Wednesday, April 11, 2007

1901: Leaders Of The Boxer Uprising In China Beheaded.

Boxer Uprising (1898-1900) is a period of anti-foreign movement in China, culminating in a desperate uprising against Westerners and western influence. By the end of the 19th century, the Western powers and Japan has established wide interests in China. The Ch'ing regime, already weakened by European encroachments, was more enfeebled by Japan's success in the First Sino-Japanese War (1894-95) and the subsequent further partitioning of China inti foreign spheres of influence.
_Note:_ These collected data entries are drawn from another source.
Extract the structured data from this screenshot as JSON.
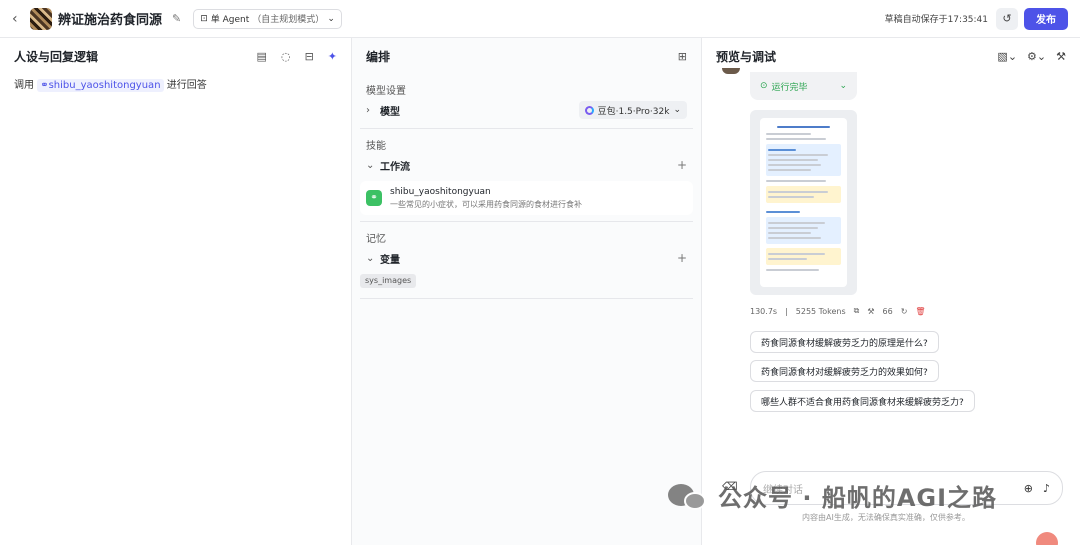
{
  "header": {
    "title": "辨证施治药食同源",
    "mode_label": "单 Agent",
    "mode_sub": "（自主规划模式）",
    "autosave": "草稿自动保存于17:35:41",
    "publish_label": "发布"
  },
  "persona": {
    "title": "人设与回复逻辑",
    "prompt_prefix": "调用",
    "workflow_ref": "shibu_yaoshitongyuan",
    "prompt_suffix": "进行回答"
  },
  "arrange": {
    "title": "编排",
    "model_section": "模型设置",
    "model_label": "模型",
    "model_value": "豆包·1.5·Pro·32k",
    "skills_section": "技能",
    "workflow_label": "工作流",
    "workflow_name": "shibu_yaoshitongyuan",
    "workflow_desc": "一些常见的小症状，可以采用药食同源的食材进行食补",
    "memory_section": "记忆",
    "variable_label": "变量",
    "variable_chip": "sys_images"
  },
  "preview": {
    "title": "预览与调试",
    "run_status": "运行完毕",
    "stats_time": "130.7s",
    "stats_sep": "|",
    "stats_tokens": "5255 Tokens",
    "stats_count": "66",
    "suggestions": [
      "药食同源食材缓解疲劳乏力的原理是什么?",
      "药食同源食材对缓解疲劳乏力的效果如何?",
      "哪些人群不适合食用药食同源食材来缓解疲劳乏力?"
    ],
    "input_placeholder": "继续对话",
    "disclaimer": "内容由AI生成，无法确保真实准确，仅供参考。"
  },
  "watermark": {
    "text": "公众号 · 船帆的AGI之路"
  },
  "colors": {
    "brand": "#4d53e8",
    "success": "#2aa44f",
    "danger": "#e03e3e"
  }
}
The Ch'ing emperor, Kuang-Hsu, attempted to meet the imperialist threat by adopting modern educational and administrative reforms, but he stirred conservative opposition and was frustrated (1898) bt the dowager empress, Tz'u Hsi,who, favouring a last effort to expel foreign influence, supported armed resistance.
The empress tacility encouraged an anti-foreign secret society called I Ho Ch'uan (In Mandarin means - Righteous, Harmonious Fists) or, in English, the Boxers. The Boxers soon grew powerful, and late in 1899 the movement began to assume menacing proportions. Violent attacks on foreigners and on Chinese Christians occurred.By June 1900, the Boxers occupied Beijing and for eight weeks besieged the foreigners and Chinese Christians there. Provincial governors in south-east China suppressed the court's declaration of war and assured the powers of protection for foreign interests, thus limiting the area of conflict to north China, The siege was lifted in August 1900 by an international force of British, French, Russian, American, German and Japanese troops, which had fought its way through from Tianjin. The Boxer Uprising thus ended when the Boxer leaders, Chi-Hsui and Hsu Cheng-Yu, were beheaded on 26 February 1901.

Tuesday, April 10, 2007

1971: East Pakistan Proclaimed Its Independence, Taking The Name Bangladesh

26 March 1971: What is now called Bangladesh is part of the historic region of Bengal, The north-east portion of the Indian subcontinent.Buddhists ruled for centuries, but by the 10th century Bengal was primarily Hindu. In 1576, Bengal became part of the Mogul Empire, and the majority of East Bengalis converted to Islam. Bengal was ruled by British India from 1757 until Britain withdrew in 1947, and Pakistan was founded out of two predominantly Muslim regions of the Indian subcontinent. For almost 25 years after independence from Britain, its history was part of Pakistan's. West and East Pakistan were united by religion (Islam), but teh people were separated by culture, physical features, and 1,000 miles of Indian Territory.
Tension between East and west Pakistan developed from the outset because if their vast geographic, economic, and cultural differences. East Pakistan's Awami League, a political party founded by the Bengali nationalist Sheik Mujibur Rahman in 1949, sought independence from West Pakistan. Althought 56% of the population resided in East Pakistan, the West jeld the lion's share pf political and economic power. In the 1970 East Pakistanis secured a majority of the seats in the national assembly. President Yahya Khan postponed the opening of the national assembly in the attempt to circumvent East Pakistan's demand for greater autonomy. As a consequence East Pakistan seceded, and the independent state of Bangladesh, or Bengali nation, was proclaimed on 26 March 1971.